Très remarqué lors du dernier Festival de Cannes (sélection Un certain regard), « Le royaume », de Julien Colonna, est un premier film impressionnant, à la fois chronique familiale et thriller haletant.
La Corse est de plus en plus souvent à l’affiche des cinémas, personnage en soi entre ombre et lumière, splendeurs naturelles et violents règlements de comptes. Après « Borgo », de Stéphane Demoustier, et « A son image », de Thierry de Peretti, Julien Colonna nous fait pénétrer une nouvelle fois dans un monde criminel obéissant à ses propres règles ancestrales, implacables. « Le royaume » du titre est celui d’une famille dont le père est un gangster, souvent éloigné de sa fille adolescente pour mieux la protéger. Nous sommes en 1995, en pleine guerre des gangs, et la jeune fille va peu à peu découvrir le vrai visage de son géniteur, aussi tendre en privé qu’il peut être terrifiant pour ceux qui s’en prennent à ses affaires. Contre la volonté de son paternel, elle va se glisser dans sa planque, petite souris domestique tentant de se faire adopter par une bande de gros durs…

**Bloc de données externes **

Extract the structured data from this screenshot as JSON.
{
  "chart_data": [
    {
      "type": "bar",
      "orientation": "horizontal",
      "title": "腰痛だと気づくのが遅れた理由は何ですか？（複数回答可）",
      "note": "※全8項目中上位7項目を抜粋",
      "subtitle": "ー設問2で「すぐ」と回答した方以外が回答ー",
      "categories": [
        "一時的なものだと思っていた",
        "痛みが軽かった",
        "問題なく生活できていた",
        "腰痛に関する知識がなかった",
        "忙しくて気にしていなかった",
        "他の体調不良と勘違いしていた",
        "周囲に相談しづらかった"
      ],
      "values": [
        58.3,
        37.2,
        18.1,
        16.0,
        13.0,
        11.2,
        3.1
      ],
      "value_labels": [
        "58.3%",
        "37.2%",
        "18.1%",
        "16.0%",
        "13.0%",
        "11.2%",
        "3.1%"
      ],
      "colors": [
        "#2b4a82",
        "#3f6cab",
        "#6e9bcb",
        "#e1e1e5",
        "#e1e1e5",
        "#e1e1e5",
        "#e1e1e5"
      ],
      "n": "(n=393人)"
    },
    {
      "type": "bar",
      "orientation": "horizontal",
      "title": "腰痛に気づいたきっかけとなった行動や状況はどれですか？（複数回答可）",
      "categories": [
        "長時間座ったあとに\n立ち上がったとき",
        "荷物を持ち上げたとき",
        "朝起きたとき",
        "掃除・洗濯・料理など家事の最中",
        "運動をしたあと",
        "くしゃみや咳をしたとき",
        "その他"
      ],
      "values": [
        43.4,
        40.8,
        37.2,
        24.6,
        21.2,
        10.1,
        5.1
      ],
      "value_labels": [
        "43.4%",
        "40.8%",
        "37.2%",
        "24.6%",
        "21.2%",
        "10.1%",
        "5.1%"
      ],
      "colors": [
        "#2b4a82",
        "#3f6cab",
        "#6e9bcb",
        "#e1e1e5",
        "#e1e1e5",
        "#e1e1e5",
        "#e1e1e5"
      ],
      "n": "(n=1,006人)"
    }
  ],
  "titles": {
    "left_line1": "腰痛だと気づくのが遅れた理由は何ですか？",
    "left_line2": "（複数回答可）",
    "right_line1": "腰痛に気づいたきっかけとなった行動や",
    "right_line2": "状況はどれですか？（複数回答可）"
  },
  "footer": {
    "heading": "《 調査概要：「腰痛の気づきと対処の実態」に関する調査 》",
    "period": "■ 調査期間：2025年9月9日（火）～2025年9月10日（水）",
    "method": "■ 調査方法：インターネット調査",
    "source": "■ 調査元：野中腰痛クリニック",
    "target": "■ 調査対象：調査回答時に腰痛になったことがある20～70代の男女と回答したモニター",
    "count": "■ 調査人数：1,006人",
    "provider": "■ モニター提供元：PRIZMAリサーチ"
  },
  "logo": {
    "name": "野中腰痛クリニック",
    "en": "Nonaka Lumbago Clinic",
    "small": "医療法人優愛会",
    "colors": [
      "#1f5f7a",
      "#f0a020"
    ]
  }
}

« Le royaume » est la fois la chronique subtile d’un amour filial chaotique et un film d’action intense dont on comprend rapidement qu’il ne peut se terminer que dans un bain de sang. Acteur non professionnel (il est agriculteur et guide de montagne !) Saveriu Santucci interprète avec force le personnage principal. Sa fille de cinéma, Ghjuvanna Benedetti, est, elle aussi, une révélation spectaculaire, dont le regard perçant nous poursuit longtemps après la projection. Comme dans « Borgo », le reste de la distribution est parfait, réunissant des « gueules » qui ne doivent rien à la caricature. Scénariste (avec Jeanne Herry), metteur en scène, directeur d’acteurs : pour son premier long-métrage, Julien Colonna vise juste et atteint parfaitement sa cible.